I have been banking on a sudden bubble of work to pulsate through the building this week.  The week's not over.  But if overtime were to be offered, it most likely would have been to either come in early yesterday or stay after yesterday.  That did not happen.  With a full day on Wednesday, that would thus mean that I can only work ten more hours (give or take) today and tomorrow.  My boss wasn't banking on that.  He assumed I would be working twelve hours these next two days.  (If I do a half-day on Sunday and I'm limited to 40 hours, that means I would have take another half-day Monday through Friday -- do you see what I mean?)  I could have waited till this afternoon for a Hail Mary of work to come through, thereby authorizing OT, but if it didn't come through, I would be working eight hours today and thus only a measly two hours Friday, and like I said, my boss isn't prepared for that ... especially if he didn't know I worked six on Sunday.

So I had to raise the issue with him.  Just before I left yesterday I had to let him know what happened on Sunday and that as a result, I was at ten hours left.  I am scheduled to fill in for someone in Filing Friday morning, then leave.  If I'm a sub, I don't think I can deviate from the four hours I'm committed to, which means I would be working only six today.  So I tossed out that suggestion, and he agreed.  And then he asked if I could speak with him about Sunday.  Great.

I had a meeting with him about the miscommunication and the ultimately unnecessary need to stay that late.  But that didn't really bother him at all; he just chalked it up to people not knowing how things are done on Sundays.  What really bothered him was, uh, my lack of production my first two hours, the same hours my other boss noted to me Monday morning.

Honestly, I wasn't dilly-dallying.  There are those other folders that I needed to go through and rub out all the mistakes.  In particular (and I won't bore you with the details), there are a subset of these forms that are fairly important to push down the conveyor belt.  That's not the main priority; those other forms are.  But frequently on Sundays, as you're waiting for those very important forms to pass through the window, you have these slightly-less important forms that are still important, and so you do those in order to fill in the rest of your day (which, again, for me, is supposed to be only four hours).  These particular folders are important because many of them have outright mistakes on the forms.  The name is illegible, or the code on the form doesn't match the one attached to the sample, etc.  There is a process by which you are supposed to look at the discrepancy and decide which errors you can overlook and which you have to keep for others to investigate.  These important folders are ones that have, like, 30 forms, most of which have a discrepancy.  So going through them takes time.  And I took my time to do it right, even though, like my boss intimated in our meeting, other people can do it faster.  And so he talked about how I could be more productive when it comes to that particular job, as well as being "visible" by keying in programs whose metrics can be looked at by supervisors like my bosses.

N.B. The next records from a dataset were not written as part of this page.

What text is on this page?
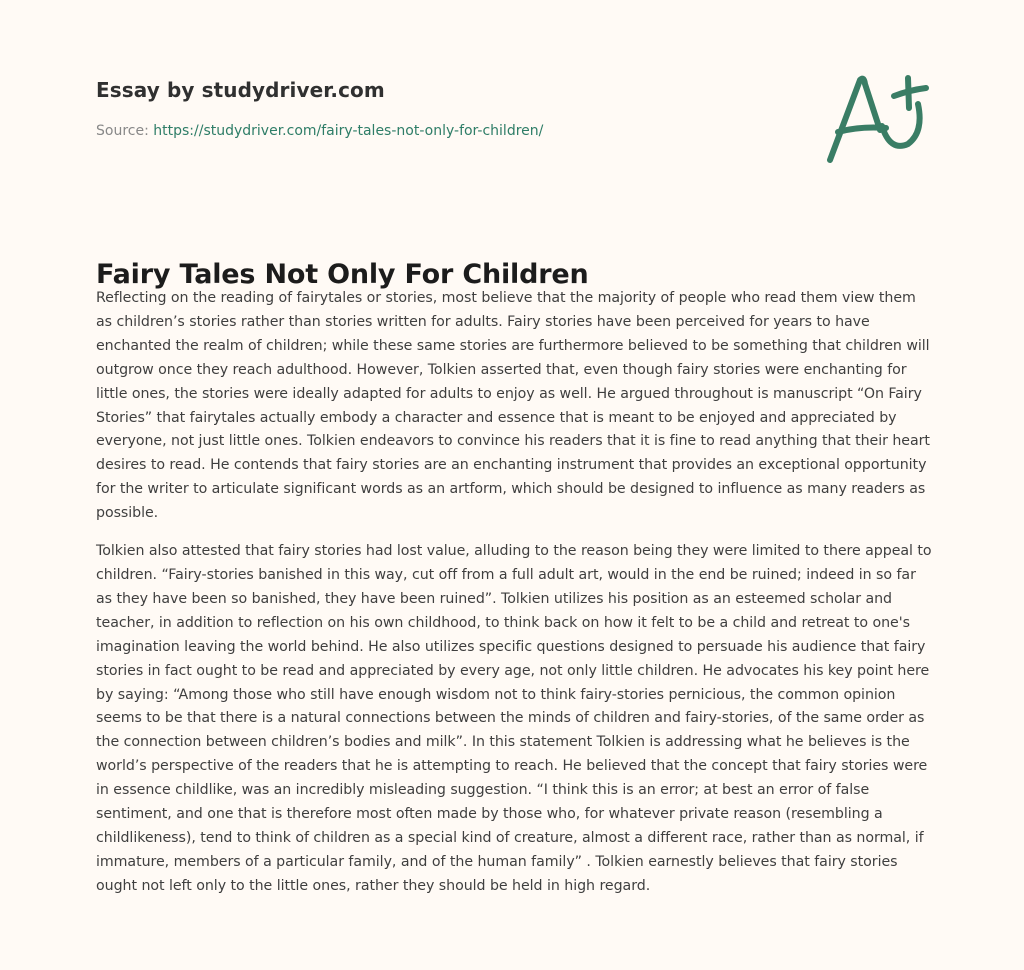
Essay by studydriver.com
Source: https://studydriver.com/fairy-tales-not-only-for-children/
Fairy Tales Not Only For Children

Reflecting on the reading of fairytales or stories, most believe that the majority of people who read them view them as children’s stories rather than stories written for adults. Fairy stories have been perceived for years to have enchanted the realm of children; while these same stories are furthermore believed to be something that children will outgrow once they reach adulthood. However, Tolkien asserted that, even though fairy stories were enchanting for little ones, the stories were ideally adapted for adults to enjoy as well. He argued throughout is manuscript “On Fairy Stories” that fairytales actually embody a character and essence that is meant to be enjoyed and appreciated by everyone, not just little ones. Tolkien endeavors to convince his readers that it is fine to read anything that their heart desires to read. He contends that fairy stories are an enchanting instrument that provides an exceptional opportunity for the writer to articulate significant words as an artform, which should be designed to influence as many readers as possible.

Tolkien also attested that fairy stories had lost value, alluding to the reason being they were limited to there appeal to children. “Fairy-stories banished in this way, cut off from a full adult art, would in the end be ruined; indeed in so far as they have been so banished, they have been ruined”. Tolkien utilizes his position as an esteemed scholar and teacher, in addition to reflection on his own childhood, to think back on how it felt to be a child and retreat to one's imagination leaving the world behind. He also utilizes specific questions designed to persuade his audience that fairy stories in fact ought to be read and appreciated by every age, not only little children. He advocates his key point here by saying: “Among those who still have enough wisdom not to think fairy-stories pernicious, the common opinion seems to be that there is a natural connections between the minds of children and fairy-stories, of the same order as the connection between children’s bodies and milk”. In this statement Tolkien is addressing what he believes is the world’s perspective of the readers that he is attempting to reach. He believed that the concept that fairy stories were in essence childlike, was an incredibly misleading suggestion. “I think this is an error; at best an error of false sentiment, and one that is therefore most often made by those who, for whatever private reason (resembling a childlikeness), tend to think of children as a special kind of creature, almost a different race, rather than as normal, if immature, members of a particular family, and of the human family” . Tolkien earnestly believes that fairy stories ought not left only to the little ones, rather they should be held in high regard.
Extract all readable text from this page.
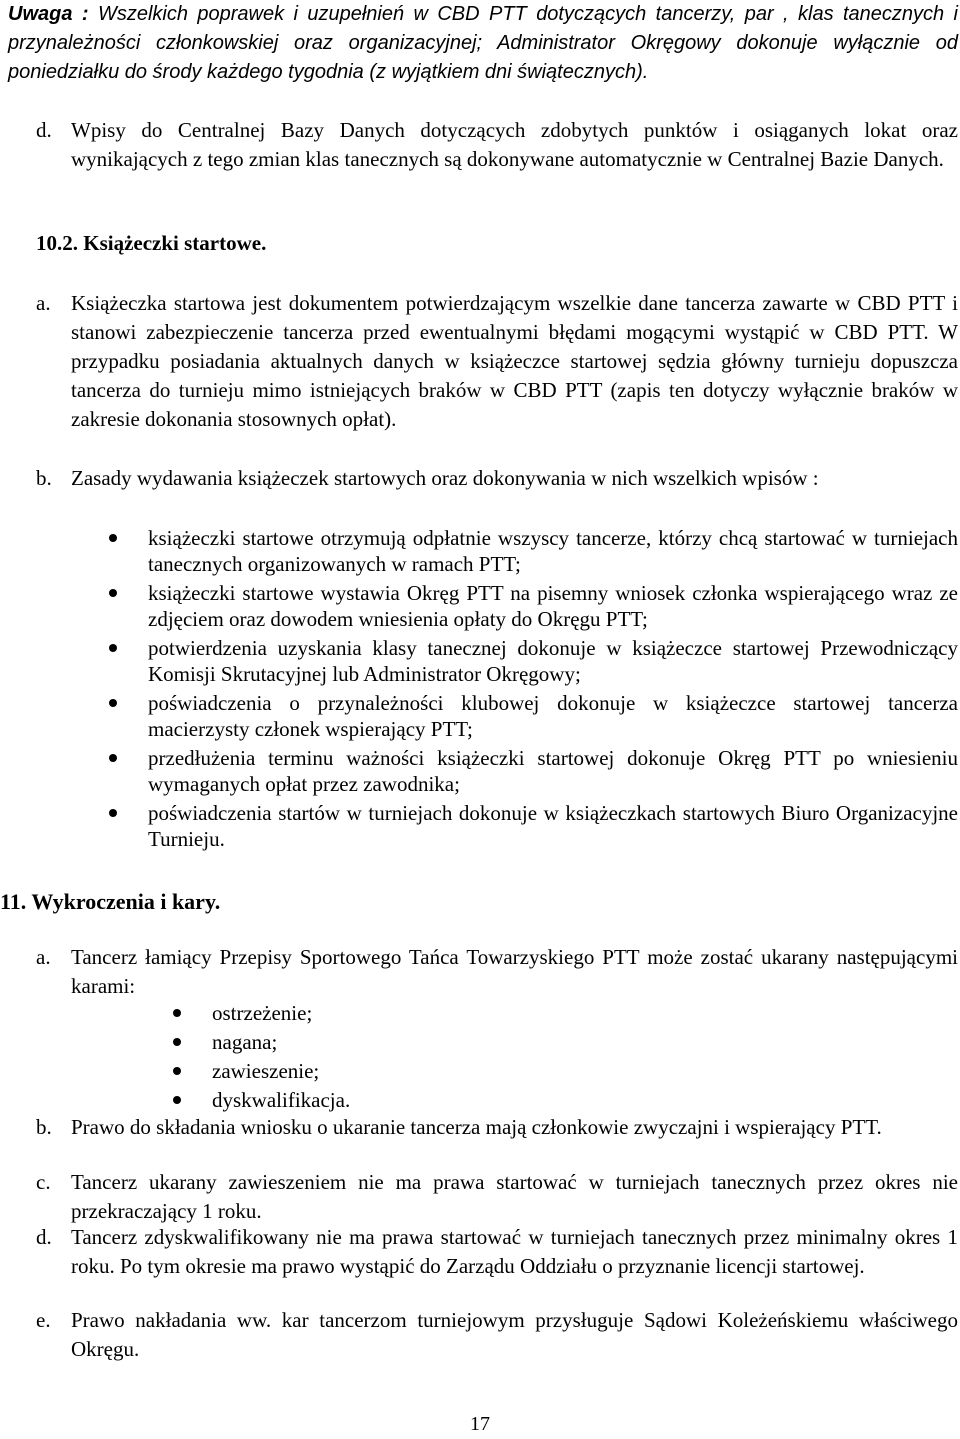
Uwaga : Wszelkich poprawek i uzupełnień w CBD PTT dotyczących tancerzy, par , klas tanecznych i przynależności członkowskiej oraz organizacyjnej; Administrator Okręgowy dokonuje wyłącznie od poniedziałku do środy każdego tygodnia (z wyjątkiem dni świątecznych).
d. Wpisy do Centralnej Bazy Danych dotyczących zdobytych punktów i osiąganych lokat oraz wynikających z tego zmian klas tanecznych są dokonywane automatycznie w Centralnej Bazie Danych.
10.2. Książeczki startowe.
a. Książeczka startowa jest dokumentem potwierdzającym wszelkie dane tancerza zawarte w CBD PTT i stanowi zabezpieczenie tancerza przed ewentualnymi błędami mogącymi wystąpić w CBD PTT. W przypadku posiadania aktualnych danych w książeczce startowej sędzia główny turnieju dopuszcza tancerza do turnieju mimo istniejących braków w CBD PTT (zapis ten dotyczy wyłącznie braków w zakresie dokonania stosownych opłat).
b. Zasady wydawania książeczek startowych oraz dokonywania w nich wszelkich wpisów :
książeczki startowe otrzymują odpłatnie wszyscy tancerze, którzy chcą startować w turniejach tanecznych organizowanych w ramach PTT;
książeczki startowe wystawia Okręg PTT na pisemny wniosek członka wspierającego wraz ze zdjęciem oraz dowodem wniesienia opłaty do Okręgu PTT;
potwierdzenia uzyskania klasy tanecznej dokonuje w książeczce startowej Przewodniczący Komisji Skrutacyjnej lub Administrator Okręgowy;
poświadczenia o przynależności klubowej dokonuje w książeczce startowej tancerza macierzysty członek wspierający PTT;
przedłużenia terminu ważności książeczki startowej dokonuje Okręg PTT po wniesieniu wymaganych opłat przez zawodnika;
poświadczenia startów w turniejach dokonuje w książeczkach startowych Biuro Organizacyjne Turnieju.
11. Wykroczenia i kary.
a. Tancerz łamiący Przepisy Sportowego Tańca Towarzyskiego PTT może zostać ukarany następującymi karami:
ostrzeżenie;
nagana;
zawieszenie;
dyskwalifikacja.
b. Prawo do składania wniosku o ukaranie tancerza mają członkowie zwyczajni i wspierający PTT.
c. Tancerz ukarany zawieszeniem nie ma prawa startować w turniejach tanecznych przez okres nie przekraczający 1 roku.
d. Tancerz zdyskwalifikowany nie ma prawa startować w turniejach tanecznych przez minimalny okres 1 roku. Po tym okresie ma prawo wystąpić do Zarządu Oddziału o przyznanie licencji startowej.
e. Prawo nakładania ww. kar tancerzom turniejowym przysługuje Sądowi Koleżeńskiemu właściwego Okręgu.
17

So that wasn't great.  What I thought was the biggest problem with what went down on Sunday was in fact an ancillary issue to my bosses, and the real problem according to them was something I didn't see coming at all.  But I'll confess something.  I wasn't half-assing it on Sunday, and I usually don't on Sundays.  But could I go faster going through these forms, and these folders?  Yeah.  I don't really want to.  Why?  Because it's Sunday and no one's there to pick over my work.  Sure, they pick over my work the next day, but not while I'm there that day, and I feel like that difference is real, not illusory.

And it doesn't really matter because this time next month another person will be working Sundays so I won't have to anymore.  The focus on speeding up my rate of production, however, will remain.  Yep.  They're on to me.